What is needed going forward

Ilemobade said that this effort must include balancing supply and demand management.

“Due to decreasing freshwater volumes and rapidly growing economies and populations, one cannot focus on [supply] management to the exclusion of [demand] management,” said Ilemobade.

He added that all levels of government need to adopt an “integrated strategy” to ensure that water demand is reduced and water supply capacity is increased.

Initiatives under demand-side management include demand reduction through education, awareness, technology (e.g. leakage and pressure reduction) and implementation of tariffs.

“One aspect of demand management that municipalities have not particularly excelled in is awareness (campaigns that show that efficiently using water makes sense) and education (training and engagement on how to efficiently use water),” said Ilemobade.

Initiatives under supply management, which the deputy minister has backed, include the implementation of water reuse plants, water reclamation plants, new dams, desalination plants, and rainwater harvesting.

Adam believes South Africa needs “to prioritise fixing our existing infrastructure and municipalities’ ability to supply water services.”

According to Adam, priority water interventions should involve repairing and upgrading infrastructure, identifying and fixing leaks, ensuring adequate budget allocation for infrastructure maintenance, renewing and extending existing water systems, addressing vandalism, and improving access to clean drinking water.

Additionally, speaking about the deputy minister’s focus on groundwater (boreholes), Adam said that it “is not an infinite supply—there has to be improved regulation to monitor the amount of water being used as well as the quality of groundwater.”

New water SOE in the pipeline

In March 2024, the South African Parliament passed the South African National Water Resources Infrastructure SOC Bill to address municipal water service deficiencies.
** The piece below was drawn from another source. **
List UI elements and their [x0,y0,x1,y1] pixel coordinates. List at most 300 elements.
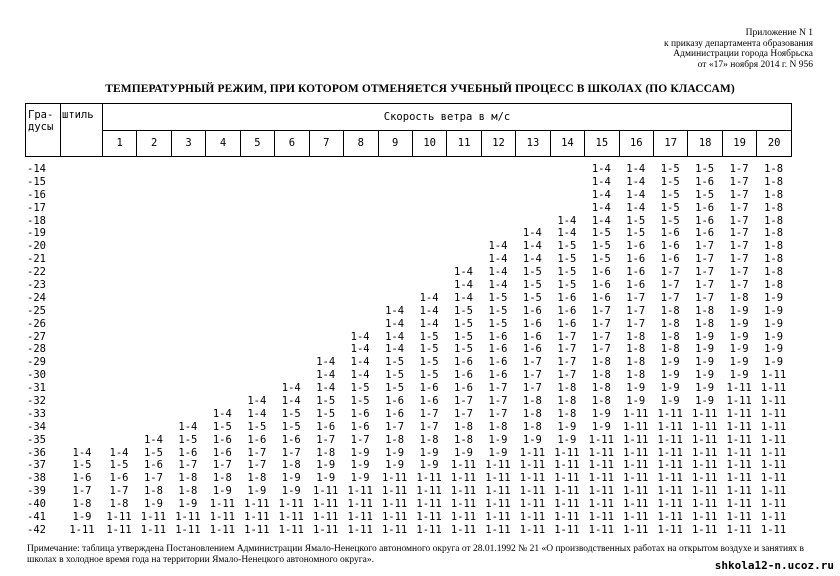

This legislation aims to create the South African National Water Resources Infrastructure Agency as a significant public entity and state-owned company.

According to DWS, the sweeping reforms are intended to attract private investment, enforce accountability for non-performance, and remedy a crisis that has caused outages nationwide.

“Amid water service delivery pressures in some parts of the country, this new Agency is envisioned to help create a reliable water supply in the country,” said Parliament.